Emma Heinlen: Websites Providing Test Data from National, State, and Local Educational Resources

There are multiple choices to compare various demographics in the U.S. The first link views the different state profiles for education. It is able to compare the various states to the U.S. by number of schools, students, revenue, types of institutions, gender demographics, libraries, and reading and math scores for 4th and 8th grade. The second link is the NAEP state comparisons for race, gender, percentiles (75th and 25th), and school lunch eligibility. There are also options for either 4th or 8th grade and compares each state to each other and the U.S. national average.

The School district mapping and demographic data link (3rd ) allows comparison between different schools in a district in any state in the country. There are many options for comparison and although many of the districts need much zooming in to see individual school statistics. The final is the Census 2000 school district profiles. This requires a comparison of two separate school districts and shows information of sex and age, total household members, education level, tenure statistics, etc. Overall these sources seem very valuable and the comparisons to other counties seem to add another level of understanding to where a district stands. Although the information may be a little confusing to understand, with further analysis the ideas of where one county needs to improve could be very important.

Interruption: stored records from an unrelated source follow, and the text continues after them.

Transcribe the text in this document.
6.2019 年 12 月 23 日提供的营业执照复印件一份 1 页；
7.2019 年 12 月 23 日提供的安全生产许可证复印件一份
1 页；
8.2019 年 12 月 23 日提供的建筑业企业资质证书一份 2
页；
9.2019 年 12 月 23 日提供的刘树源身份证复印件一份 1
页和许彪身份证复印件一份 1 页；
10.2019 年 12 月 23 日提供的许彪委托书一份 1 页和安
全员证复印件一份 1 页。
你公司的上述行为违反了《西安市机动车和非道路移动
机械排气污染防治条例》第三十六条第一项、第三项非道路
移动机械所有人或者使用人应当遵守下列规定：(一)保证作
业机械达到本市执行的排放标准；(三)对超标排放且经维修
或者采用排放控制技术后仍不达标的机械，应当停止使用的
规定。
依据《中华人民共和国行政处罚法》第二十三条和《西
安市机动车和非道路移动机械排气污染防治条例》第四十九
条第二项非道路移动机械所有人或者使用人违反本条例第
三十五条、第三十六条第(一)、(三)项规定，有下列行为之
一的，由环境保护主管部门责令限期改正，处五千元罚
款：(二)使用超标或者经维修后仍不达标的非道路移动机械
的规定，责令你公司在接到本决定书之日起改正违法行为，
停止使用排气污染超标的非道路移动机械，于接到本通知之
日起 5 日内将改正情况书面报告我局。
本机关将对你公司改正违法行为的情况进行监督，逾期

http://nces.ed.gov/datatools/index.asp?DataToolSectionID=5

1 comment:

  1. I think this is a very helpful and useful website because it provides various statistics for many different types of information so you are not limited to your search but rather able to search multiple criteria in an organized way without having to search through other websites. I do however, agree that further analysis of where one county or school needs improvement is very important. While statistics do provide valuable information, I think that without outside knowladge such as why a particular statistic is as high or low as it is (in this case where one county needs improvement) than those statistics are numbers and decisions for example of what school to pick for your child shouldn't be based solely on those numbers and statistics without information on why those statistics stand. Websites like these are useful in visually representing comparisons of schools but if looking for a school for your child, without further analysis on where improvement needs to be made in districts than those statistics loose some significance.